When surveying the frescoes you’ll notice that the sizes of the figures vary in size, and some are much smaller and far more detailed. He was 28 years old and had already carved his renowned David and Pieta. On the left, Judith and her handmaiden carry off the disembodied head.

12. The Fall and Expulsion

In this famous vignette, Adam and Eve sin and are expelled from the Garden of Eden.

But because it is adhesive, soot and grim stuck to the ceiling. God is seen here as a large powerful figure and you will see there is less detail here than the earlier images.

The Last Judgement: Michelangelo's Final Masterpiece

Michelangelo returned in 1537 to paint a final Sistine Chapel fresco on the altar wall that took four years to complete.

Another theory is that the artist did not want competing artists to use the preparatory sketches for study purposes (notably, two young sculptors stole 60 preliminary drawings from his workshop in Florence, which were later returned).

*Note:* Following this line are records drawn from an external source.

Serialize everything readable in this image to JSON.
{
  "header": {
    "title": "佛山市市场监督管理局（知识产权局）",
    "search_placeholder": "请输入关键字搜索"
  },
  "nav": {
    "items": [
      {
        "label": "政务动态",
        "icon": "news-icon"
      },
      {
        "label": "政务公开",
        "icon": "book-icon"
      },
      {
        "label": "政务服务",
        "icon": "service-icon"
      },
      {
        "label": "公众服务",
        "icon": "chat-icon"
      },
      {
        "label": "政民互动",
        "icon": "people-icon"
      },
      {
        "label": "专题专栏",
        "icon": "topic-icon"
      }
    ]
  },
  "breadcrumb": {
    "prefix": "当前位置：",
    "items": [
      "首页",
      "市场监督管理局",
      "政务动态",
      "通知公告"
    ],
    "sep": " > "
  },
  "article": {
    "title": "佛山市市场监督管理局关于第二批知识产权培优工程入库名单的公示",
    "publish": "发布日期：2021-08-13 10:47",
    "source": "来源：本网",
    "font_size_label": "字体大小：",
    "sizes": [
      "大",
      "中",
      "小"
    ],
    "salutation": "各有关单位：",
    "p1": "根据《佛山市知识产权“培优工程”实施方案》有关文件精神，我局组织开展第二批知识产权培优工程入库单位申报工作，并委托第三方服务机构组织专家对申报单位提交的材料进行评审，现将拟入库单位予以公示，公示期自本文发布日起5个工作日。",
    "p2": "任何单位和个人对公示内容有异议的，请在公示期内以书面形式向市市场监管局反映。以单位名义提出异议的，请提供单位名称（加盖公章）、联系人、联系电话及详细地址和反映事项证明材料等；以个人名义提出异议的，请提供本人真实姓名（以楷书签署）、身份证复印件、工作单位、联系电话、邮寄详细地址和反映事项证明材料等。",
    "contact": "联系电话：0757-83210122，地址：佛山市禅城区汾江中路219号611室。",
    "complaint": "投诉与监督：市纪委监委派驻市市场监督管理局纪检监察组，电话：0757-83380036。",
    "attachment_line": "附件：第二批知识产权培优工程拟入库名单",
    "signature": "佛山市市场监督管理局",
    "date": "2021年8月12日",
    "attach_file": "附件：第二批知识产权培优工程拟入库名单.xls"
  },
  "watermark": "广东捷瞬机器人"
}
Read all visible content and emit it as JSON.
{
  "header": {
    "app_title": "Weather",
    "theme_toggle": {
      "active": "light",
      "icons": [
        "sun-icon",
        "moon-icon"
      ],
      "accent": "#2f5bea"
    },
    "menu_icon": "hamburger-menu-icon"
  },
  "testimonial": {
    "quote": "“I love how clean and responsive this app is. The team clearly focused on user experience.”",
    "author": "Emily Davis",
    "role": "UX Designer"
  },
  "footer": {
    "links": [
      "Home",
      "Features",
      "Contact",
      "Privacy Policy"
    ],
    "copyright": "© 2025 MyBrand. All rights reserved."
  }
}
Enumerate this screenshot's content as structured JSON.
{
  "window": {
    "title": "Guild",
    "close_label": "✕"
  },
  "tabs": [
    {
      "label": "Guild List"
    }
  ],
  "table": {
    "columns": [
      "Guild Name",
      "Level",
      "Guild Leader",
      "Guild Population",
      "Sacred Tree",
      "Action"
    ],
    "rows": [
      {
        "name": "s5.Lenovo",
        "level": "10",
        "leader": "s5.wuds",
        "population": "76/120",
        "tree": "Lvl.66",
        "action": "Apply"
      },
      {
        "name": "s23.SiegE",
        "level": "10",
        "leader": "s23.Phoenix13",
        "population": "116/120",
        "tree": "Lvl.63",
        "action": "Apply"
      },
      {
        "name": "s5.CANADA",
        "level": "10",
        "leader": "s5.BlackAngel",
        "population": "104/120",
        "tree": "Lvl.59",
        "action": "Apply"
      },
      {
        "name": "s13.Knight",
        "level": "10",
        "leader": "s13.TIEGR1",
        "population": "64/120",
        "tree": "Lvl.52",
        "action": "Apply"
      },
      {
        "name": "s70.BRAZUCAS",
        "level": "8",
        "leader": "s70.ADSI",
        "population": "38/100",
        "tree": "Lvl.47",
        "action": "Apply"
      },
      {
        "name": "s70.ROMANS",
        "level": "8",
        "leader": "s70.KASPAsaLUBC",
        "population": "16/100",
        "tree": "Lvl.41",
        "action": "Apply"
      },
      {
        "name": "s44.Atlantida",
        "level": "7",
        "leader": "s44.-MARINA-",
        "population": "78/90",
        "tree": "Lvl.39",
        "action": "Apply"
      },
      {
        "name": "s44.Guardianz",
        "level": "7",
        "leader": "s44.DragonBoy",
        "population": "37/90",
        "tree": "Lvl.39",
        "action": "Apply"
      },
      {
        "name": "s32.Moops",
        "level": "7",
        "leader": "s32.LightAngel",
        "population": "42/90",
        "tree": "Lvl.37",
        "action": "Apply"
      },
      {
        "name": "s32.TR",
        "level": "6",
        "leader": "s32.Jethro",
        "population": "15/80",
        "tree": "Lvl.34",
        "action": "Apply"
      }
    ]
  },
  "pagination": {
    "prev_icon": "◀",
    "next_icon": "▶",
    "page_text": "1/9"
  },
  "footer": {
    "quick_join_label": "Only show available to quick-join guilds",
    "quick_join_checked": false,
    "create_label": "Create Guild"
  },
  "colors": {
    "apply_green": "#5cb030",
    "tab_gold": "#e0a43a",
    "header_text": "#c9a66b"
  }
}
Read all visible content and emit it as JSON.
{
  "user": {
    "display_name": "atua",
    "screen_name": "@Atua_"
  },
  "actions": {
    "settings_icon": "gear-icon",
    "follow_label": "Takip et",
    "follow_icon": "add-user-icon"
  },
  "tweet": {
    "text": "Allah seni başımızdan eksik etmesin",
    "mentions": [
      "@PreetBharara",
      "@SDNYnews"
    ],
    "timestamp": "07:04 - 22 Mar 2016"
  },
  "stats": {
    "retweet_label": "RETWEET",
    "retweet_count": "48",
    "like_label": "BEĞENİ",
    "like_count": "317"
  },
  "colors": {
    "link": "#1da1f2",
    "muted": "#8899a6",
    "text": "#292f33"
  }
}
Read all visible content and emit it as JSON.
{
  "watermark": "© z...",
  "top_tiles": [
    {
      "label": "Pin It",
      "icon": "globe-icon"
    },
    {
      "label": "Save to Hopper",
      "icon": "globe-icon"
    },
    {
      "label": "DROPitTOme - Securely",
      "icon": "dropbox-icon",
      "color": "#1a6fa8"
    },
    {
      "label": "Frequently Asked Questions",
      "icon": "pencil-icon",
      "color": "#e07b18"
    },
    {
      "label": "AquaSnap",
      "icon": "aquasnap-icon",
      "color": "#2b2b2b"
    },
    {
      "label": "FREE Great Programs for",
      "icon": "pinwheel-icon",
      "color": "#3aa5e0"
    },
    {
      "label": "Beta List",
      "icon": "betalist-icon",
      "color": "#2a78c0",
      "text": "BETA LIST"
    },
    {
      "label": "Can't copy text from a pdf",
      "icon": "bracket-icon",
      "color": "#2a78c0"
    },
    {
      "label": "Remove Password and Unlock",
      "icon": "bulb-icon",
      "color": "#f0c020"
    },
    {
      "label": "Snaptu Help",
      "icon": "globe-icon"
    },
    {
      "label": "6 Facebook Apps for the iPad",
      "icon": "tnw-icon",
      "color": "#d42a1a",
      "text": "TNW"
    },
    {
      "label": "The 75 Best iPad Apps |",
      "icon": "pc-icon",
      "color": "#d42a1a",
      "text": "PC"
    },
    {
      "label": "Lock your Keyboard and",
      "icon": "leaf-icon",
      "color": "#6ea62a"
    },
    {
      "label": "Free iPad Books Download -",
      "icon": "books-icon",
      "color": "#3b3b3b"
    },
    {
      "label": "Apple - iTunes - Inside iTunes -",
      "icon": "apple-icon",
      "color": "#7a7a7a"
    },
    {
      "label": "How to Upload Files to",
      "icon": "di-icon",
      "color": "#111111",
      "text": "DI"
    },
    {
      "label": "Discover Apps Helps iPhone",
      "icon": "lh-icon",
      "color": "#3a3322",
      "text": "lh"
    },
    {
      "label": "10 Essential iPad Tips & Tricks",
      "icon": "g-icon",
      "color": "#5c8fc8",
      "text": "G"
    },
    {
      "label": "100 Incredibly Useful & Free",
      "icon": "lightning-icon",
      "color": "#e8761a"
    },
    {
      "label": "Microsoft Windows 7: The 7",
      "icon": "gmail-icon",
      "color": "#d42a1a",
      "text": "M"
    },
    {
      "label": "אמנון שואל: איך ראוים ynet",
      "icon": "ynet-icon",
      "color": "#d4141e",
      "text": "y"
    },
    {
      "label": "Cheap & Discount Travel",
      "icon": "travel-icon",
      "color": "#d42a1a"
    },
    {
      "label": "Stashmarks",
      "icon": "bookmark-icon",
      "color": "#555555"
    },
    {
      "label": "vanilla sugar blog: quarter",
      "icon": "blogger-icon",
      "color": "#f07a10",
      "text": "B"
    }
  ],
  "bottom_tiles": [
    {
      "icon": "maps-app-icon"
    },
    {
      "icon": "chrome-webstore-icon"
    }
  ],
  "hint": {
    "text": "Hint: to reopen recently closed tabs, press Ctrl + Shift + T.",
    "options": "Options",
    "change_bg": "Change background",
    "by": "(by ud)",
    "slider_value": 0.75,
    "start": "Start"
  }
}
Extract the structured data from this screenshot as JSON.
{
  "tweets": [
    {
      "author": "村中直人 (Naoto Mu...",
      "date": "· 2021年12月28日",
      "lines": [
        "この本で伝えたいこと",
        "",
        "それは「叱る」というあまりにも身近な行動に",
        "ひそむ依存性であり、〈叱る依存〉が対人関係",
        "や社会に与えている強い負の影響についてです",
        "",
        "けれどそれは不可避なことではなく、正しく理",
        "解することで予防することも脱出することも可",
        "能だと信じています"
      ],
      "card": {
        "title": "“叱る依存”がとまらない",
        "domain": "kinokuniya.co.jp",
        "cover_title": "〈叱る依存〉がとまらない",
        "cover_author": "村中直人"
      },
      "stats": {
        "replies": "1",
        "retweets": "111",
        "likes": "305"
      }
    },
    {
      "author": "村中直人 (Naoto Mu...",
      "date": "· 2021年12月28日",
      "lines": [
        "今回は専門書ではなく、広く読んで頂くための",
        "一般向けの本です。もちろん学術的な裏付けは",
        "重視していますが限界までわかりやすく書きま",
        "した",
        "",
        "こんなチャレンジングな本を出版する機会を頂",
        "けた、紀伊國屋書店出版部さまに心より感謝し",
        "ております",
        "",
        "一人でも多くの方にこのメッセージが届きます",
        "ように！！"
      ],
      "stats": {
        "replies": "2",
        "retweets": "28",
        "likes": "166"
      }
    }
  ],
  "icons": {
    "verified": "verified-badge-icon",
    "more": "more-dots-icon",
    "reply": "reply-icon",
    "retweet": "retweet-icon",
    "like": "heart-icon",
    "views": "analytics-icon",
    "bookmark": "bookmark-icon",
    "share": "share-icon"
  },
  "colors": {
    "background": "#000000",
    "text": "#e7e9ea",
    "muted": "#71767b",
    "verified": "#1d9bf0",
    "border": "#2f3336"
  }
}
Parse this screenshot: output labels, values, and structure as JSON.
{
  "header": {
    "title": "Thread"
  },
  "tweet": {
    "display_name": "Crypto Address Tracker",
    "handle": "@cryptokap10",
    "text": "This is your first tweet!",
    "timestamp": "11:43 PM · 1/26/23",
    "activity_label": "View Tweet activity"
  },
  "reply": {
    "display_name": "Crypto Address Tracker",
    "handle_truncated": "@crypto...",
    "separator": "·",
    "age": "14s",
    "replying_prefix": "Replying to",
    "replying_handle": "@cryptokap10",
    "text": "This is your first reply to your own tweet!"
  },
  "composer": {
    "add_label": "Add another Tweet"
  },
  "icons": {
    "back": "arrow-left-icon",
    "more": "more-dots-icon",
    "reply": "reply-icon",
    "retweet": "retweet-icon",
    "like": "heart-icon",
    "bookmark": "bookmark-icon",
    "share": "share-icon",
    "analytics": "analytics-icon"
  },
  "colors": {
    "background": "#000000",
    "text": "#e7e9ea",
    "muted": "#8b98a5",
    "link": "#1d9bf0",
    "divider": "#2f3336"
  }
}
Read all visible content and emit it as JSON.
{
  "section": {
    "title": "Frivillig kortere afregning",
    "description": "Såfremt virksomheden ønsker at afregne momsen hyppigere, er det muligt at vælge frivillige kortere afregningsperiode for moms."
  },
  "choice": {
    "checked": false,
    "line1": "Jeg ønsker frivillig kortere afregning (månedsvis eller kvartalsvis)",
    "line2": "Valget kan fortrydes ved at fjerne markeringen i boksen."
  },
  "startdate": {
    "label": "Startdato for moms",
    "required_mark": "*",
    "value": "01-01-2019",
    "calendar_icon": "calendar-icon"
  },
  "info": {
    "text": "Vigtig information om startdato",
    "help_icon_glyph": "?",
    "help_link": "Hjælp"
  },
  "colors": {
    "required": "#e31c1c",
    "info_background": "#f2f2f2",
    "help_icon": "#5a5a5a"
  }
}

Only two preliminary drawings have survived.

The first shows one of the twelve apostles above the pendentives (where today we find the prophets).

He was the same artist who created the David, Moses, the Pietà, and the Dome of St. Peter’s.

Preliminary Drawings

While the Florentine master Piero di Jacopo Rosselli prepared the surfaces of the dome, Michelangelo spent the first few months creating preliminary drawings. His gesticulating hands seem to bless what he has created.

4.

Creation of Eve

This scene is in the exact center of the ceiling. It took him 5 years to complete the powerful fresco.

sistine chapel ceiling and altar wall frescoes

Be forewarned, if you’re there in the summer, there’s no air conditioning and it can feel suffocating.

You cannot take photos or talk in the Sistine Chapel. Michelangelo had witnessed its excavation in Rome in 1506.

The most celebrated of the Ignudi (shown above) is in an extreme contrapposto (counterpoise) position.

Separation of the Land From the Sea

Here, you see the second day of creation.